Saturday’s snow was still on the ground on Sunday morning, plus a little more. I haven’t seen or heard a single plough since the season went into remission. It’s as if they sent them off to Florida to make waves for surfers. This time last year it was a rainy but normal mid-April day and the snow was long gone.
            The wind was even wilder than the day before and it caused my right curtain to break free of its lien de rideau and do the flag dance until my yoga was over and I stood up to fix it.
            At breakfast I made my last two pieces of cinnamon-raisin toast but one of them slipped out of my hand and fell, butter side down on my floor. I considered eating it anyway because it didn’t look dirty. I took a bite, but with my face that close to it I could see little hairs on it, so I made another piece of regular toast with jam.
            I had to send my income report to social services and fill a prescription at the drug store. I dropped off my empty containers of psoriasis cream at Vina and said I’d be back after the supermarket. Then I went to the mailbox to send my report and road through the slushy soup to No Frills. The pedestrians manoeuvring through the snow looked like they felt betrayed by springtime. I got five bags of grapes, a tomato, a pack of little Swiss rolls, some shampoo and some mouthwash. The cashier asked me if I had a points card. I told her I was pointless and she smiled, but I wondered how many hundreds of people have said that to her.

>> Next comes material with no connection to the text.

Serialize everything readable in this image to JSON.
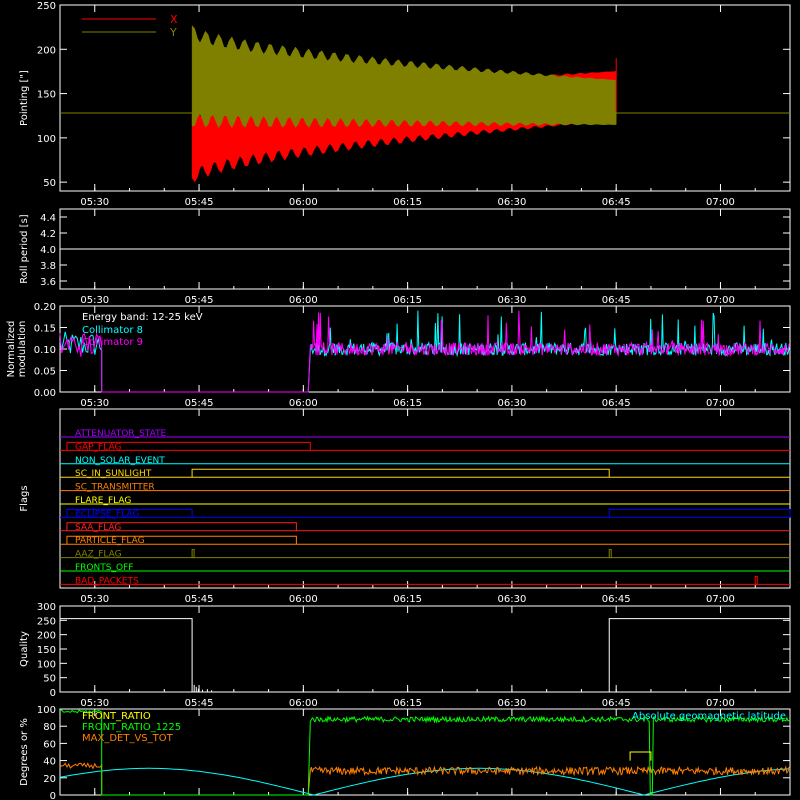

            I rode home along King to Dunn and then north. I’m still amazed that no one has bothered to plough. The road seemed to have been salted because it wasn’t very slippery but it was a dry, snowy mess. Do they lay off all the plough drivers on April 1st?
            When I got home the wind sounded like someone playing a saw and flapping a sheet of aluminium.
            I heated up some of the frozen tandoori chicken samosas that I got from the food bank. There was way too much cardamom and it made them bitter.
            I took a siesta and goofed around on the internet.
            I realized two and one half hours too late that I’d forgotten to pick up my prescription from the drug store.
I watched an Alfred Hitchcock Hour teleplay starring Martin Landau as a successful lawyer with a conscience named Ned Murray and Frank Gorshin as his client, Lew Rydell. The story begins with Ned getting Lew off on a murder charge but when Lew tells Ned afterwards that he actually did kill the young man that died, Ned is in a moral dilemma. He has never defended a guilty man and so now he feels guilty himself. He wants Lew punished and plans to tell the DA but his boss and future father-in-law tells him to drop it. Ned tells an old friend and former client named Tony about Rydell. Tony is eternally grateful to Ned for having helped keep his brother out of prison a few years before. Tony tells Ned that he will take care of Rydell and Ned is almost all right with it because he thinks he would have gotten the death sentence for his crime if not for his defence. Ned goes to talk to the man that served as the judge in Rydell’s trial, who is also a trusted family friend. He tells him what Rydell told him, that the young man had been flirting with Rydell’s wife and so he killed him, and Ned asks the judge what he would have done as a lawyer in his position. The judge says that a man that kills because of his wife flirting with another man is mentally ill and so he would try to make sure he is locked up in an asylum where he can be treated. Suddenly realizing that he has sentenced Rydell to death, Ned rushes away to try to stop Tony. He arrives too late because Tony has been killed. Ned decides to become Rydell’s lawyer again, this time to make sure he is ruled insane.
It was raining as I got ready for bed and so there were fast little rivers running along the gutters and around the edges of snow that didn’t look like it was being dissolved at all.